Cairo: A Muslim Brotherhood call for an uprising in response to what it termed a “massacre” of its supporters in the wake of the military’s removal of Islamist president Mohammad Mursi could mark a bloody new stage in the turmoil rocking Egypt, analysts warn.

At dawn on Monday, after days of deadly violence and rising tensions between the Islamists and those who had called for Mursi’s departure, the Brotherhood said security forces had killed dozens of its supporters during prayers outside an army headquarters in Cairo.

Afterwards, the Brotherhood’s political arm, the Freedom and Justice Party, called for “an uprising” against those trying to “steal their revolution with tanks”.

And the movement likened army chief Abdul Fattah Al Sisi, the general behind Mursi’s ouster, to Syrian President Bashar Al Assad, saying he wanted “to take Egypt in the same direction as Syria” and rule from behind the scenes.

“The Muslim Brotherhood are adopting a very dangerous attitude. They are insisting on escalating the situation,” said Hassan Nafaa, professor of political science at Cairo University.

He branded the Brotherhood leadership “extremists” and called on the moderate wing within the movement to pressure them into restraint.

“Emotions are very high, and there is real anger on the streets,” Nafaa warned.

Monday’s clashes marked the latest escalation in a wave of violence since Mursi’s ouster that has left scores dead nationwide, including at least 37 following Islamist rallies on Friday, and despite talk of peaceful protests.

Egyptian analyst Hesham Qasim highlighted the danger of extremists exploiting the tensions, including the former militant group Jamaa Islamiya and jihadists in the restive Sinai peninsula.

“There is a danger that some of them may resort to terror. If the army does not guarantee security, what is happening may make us wish for our dictators,” Qasim said, alluding to Hosni Mubarak, the autocrat overthrown in a popular uprising in February 2011.

INFLAMMATORY LANGUAGE

Like others, Qasim argued that inflammatory language being used by the Islamists had stoked the unrest.

Residents of the normally quiet Cairo neighbourhood of Menial said a deadly attack on Friday began shortly after the Brotherhood’s supreme guide, Mohammad Badie, gave a fiery speech to Mursi supporters in Cairo’s Nasr City.

“They are attempting to reverse the situation by creating panic, by putting the situation out of proportion,” Qasim argued.

But he said there was currently no reason to fear the deteriorating security situation would drag Egypt in the same direction as Syria.

“Here we have a professional army that refused to fire on its people. When Mursi ordered them to rein in the country they refused.”

Another scenario that events in Egypt have prompted media references to is the one that arose in Algeria in the early 1992 when the army decided to cancel elections that an Islamic party was poised to win.

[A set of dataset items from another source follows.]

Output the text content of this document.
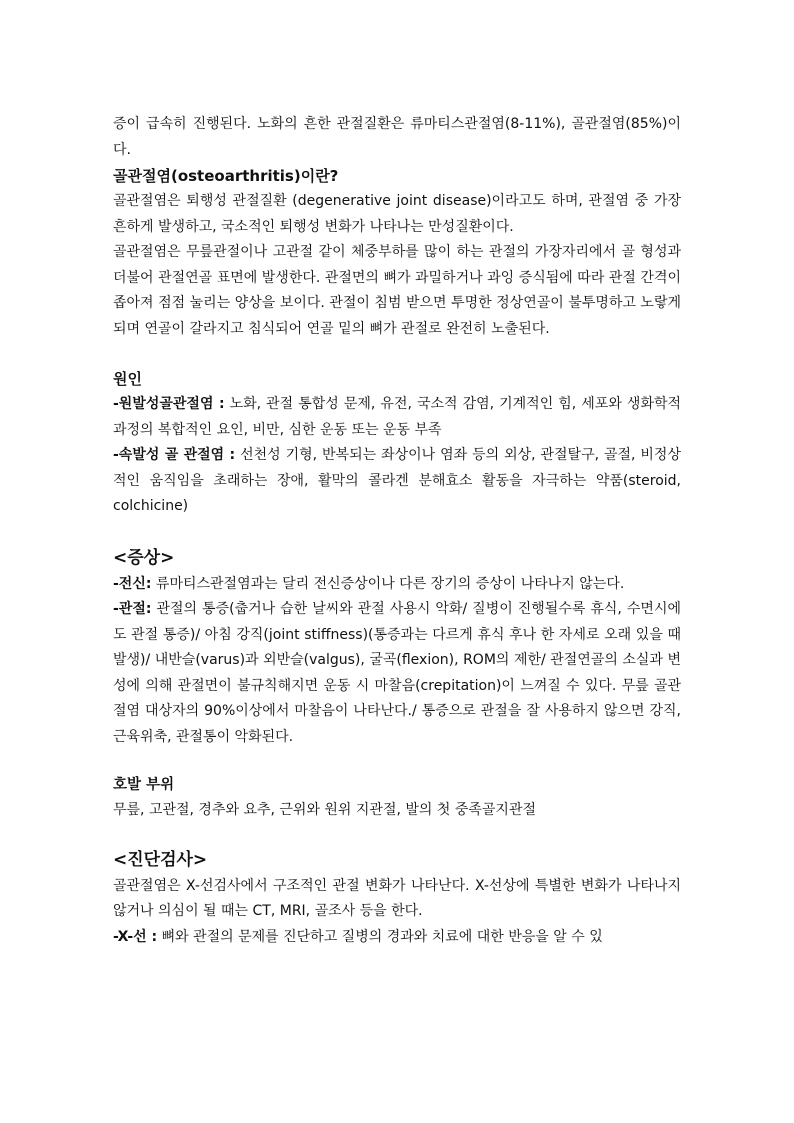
증이 급속히 진행된다. 노화의 흔한 관절질환은 류마티스관절염(8-11%), 골관절염(85%)이다.

골관절염(osteoarthritis)이란?

골관절염은 퇴행성 관절질환 (degenerative joint disease)이라고도 하며, 관절염 중 가장 흔하게 발생하고, 국소적인 퇴행성 변화가 나타나는 만성질환이다.

골관절염은 무릎관절이나 고관절 같이 체중부하를 많이 하는 관절의 가장자리에서 골 형성과 더불어 관절연골 표면에 발생한다. 관절면의 뼈가 과밀하거나 과잉 증식됨에 따라 관절 간격이 좁아져 점점 눌리는 양상을 보이다. 관절이 침범 받으면 투명한 정상연골이 불투명하고 노랗게 되며 연골이 갈라지고 침식되어 연골 밑의 뼈가 관절로 완전히 노출된다.

원인

-원발성골관절염 : 노화, 관절 통합성 문제, 유전, 국소적 감염, 기계적인 힘, 세포와 생화학적 과정의 복합적인 요인, 비만, 심한 운동 또는 운동 부족

-속발성 골 관절염 : 선천성 기형, 반복되는 좌상이나 염좌 등의 외상, 관절탈구, 골절, 비정상적인 움직임을 초래하는 장애, 활막의 콜라겐 분해효소 활동을 자극하는 약품(steroid, colchicine)

<증상>

-전신: 류마티스관절염과는 달리 전신증상이나 다른 장기의 증상이 나타나지 않는다.

-관절: 관절의 통증(춥거나 습한 날씨와 관절 사용시 악화/ 질병이 진행될수록 휴식, 수면시에도 관절 통증)/ 아침 강직(joint stiffness)(통증과는 다르게 휴식 후나 한 자세로 오래 있을 때 발생)/ 내반슬(varus)과 외반슬(valgus), 굴곡(flexion), ROM의 제한/ 관절연골의 소실과 변성에 의해 관절면이 불규칙해지면 운동 시 마찰음(crepitation)이 느껴질 수 있다. 무릎 골관절염 대상자의 90%이상에서 마찰음이 나타난다./ 통증으로 관절을 잘 사용하지 않으면 강직, 근육위축, 관절통이 악화된다.

호발 부위

무릎, 고관절, 경추와 요추, 근위와 원위 지관절, 발의 첫 중족골지관절

<진단검사>

골관절염은 X-선검사에서 구조적인 관절 변화가 나타난다. X-선상에 특별한 변화가 나타나지 않거나 의심이 될 때는 CT, MRI, 골조사 등을 한다.

-X-선 : 뼈와 관절의 문제를 진단하고 질병의 경과와 치료에 대한 반응을 알 수 있
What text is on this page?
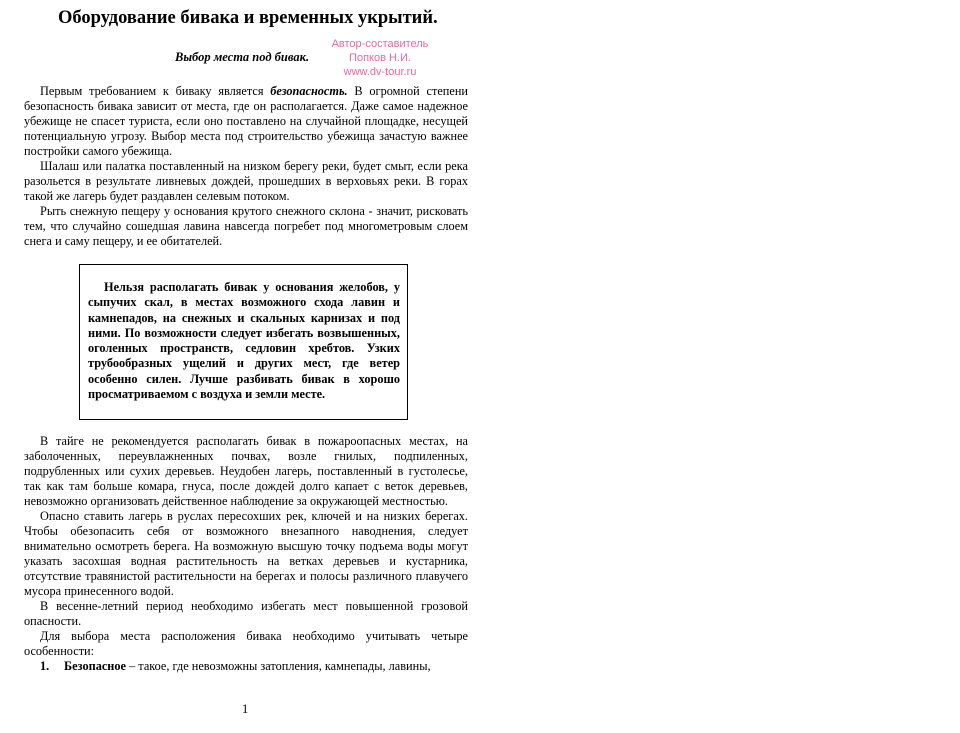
Оборудование бивака и временных укрытий.
Выбор места под бивак.
Автор-составитель
Попков Н.И.
www.dv-tour.ru

Первым требованием к биваку является безопасность. В огромной степени безопасность бивака зависит от места, где он располагается. Даже самое надежное убежище не спасет туриста, если оно поставлено на случайной площадке, несущей потенциальную угрозу. Выбор места под строительство убежища зачастую важнее постройки самого убежища.

Шалаш или палатка поставленный на низком берегу реки, будет смыт, если река разольется в результате ливневых дождей, прошедших в верховьях реки. В горах такой же лагерь будет раздавлен селевым потоком.

Рыть снежную пещеру у основания крутого снежного склона - значит, рисковать тем, что случайно сошедшая лавина навсегда погребет под многометровым слоем снега и саму пещеру, и ее обитателей.

Нельзя располагать бивак у основания желобов, у сыпучих скал, в местах возможного схода лавин и камнепадов, на снежных и скальных карнизах и под ними. По возможности следует избегать возвышенных, оголенных пространств, седловин хребтов. Узких трубообразных ущелий и других мест, где ветер особенно силен. Лучше разбивать бивак в хорошо просматриваемом с воздуха и земли месте.

В тайге не рекомендуется располагать бивак в пожароопасных местах, на заболоченных, переувлажненных почвах, возле гнилых, подпиленных, подрубленных или сухих деревьев. Неудобен лагерь, поставленный в густолесье, так как там больше комара, гнуса, после дождей долго капает с веток деревьев, невозможно организовать действенное наблюдение за окружающей местностью.

Опасно ставить лагерь в руслах пересохших рек, ключей и на низких берегах. Чтобы обезопасить себя от возможного внезапного наводнения, следует внимательно осмотреть берега. На возможную высшую точку подъема воды могут указать засохшая водная растительность на ветках деревьев и кустарника, отсутствие травянистой растительности на берегах и полосы различного плавучего мусора принесенного водой.

В весенне-летний период необходимо избегать мест повышенной грозовой опасности.

Для выбора места расположения бивака необходимо учитывать четыре особенности:

1. Безопасное – такое, где невозможны затопления, камнепады, лавины,
1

The decision sparked almost a decade of appalling bloodletting, with some 200,000 people killed in fighting that pitted Islamist insurgents against the military and took a particularly heavy toll on civilians.

“In Algeria it was a real dream [to elect an Islamist government]. It was a theoretical alternative. But in Egypt the Islamists stayed in power for one year and the people were suffering at the end of it,” said Egyptian political analyst Amr Al Shobaki.

He was referring to the widely held belief among the millions who marched last week calling for his ouster that Mursi failed to improve the lives of ordinary Egyptians during his year in power.

Mursi’s turbulent rule was marked by accusations that he failed the 2011 revolution by concentrating power in Islamist hands and letting the economy go into freefall.

But while discounting violence of the kind that devastated Algeria, Al Shobaki called some of the language used by the Brotherhood’s leaders “shocking”.

He warned that some of them were manipulating Islamist youths, which “could lead towards violence”.

“It is a danger,” he said.

In the immediate future there has been speculation that Ramadan, which starts on Wednesday, might help calm the situation by encouraging protesters to stay at home.

But analysts expressed doubt.

“The situation is so complicated right now that I don’t think it will make any difference,” said Qasim.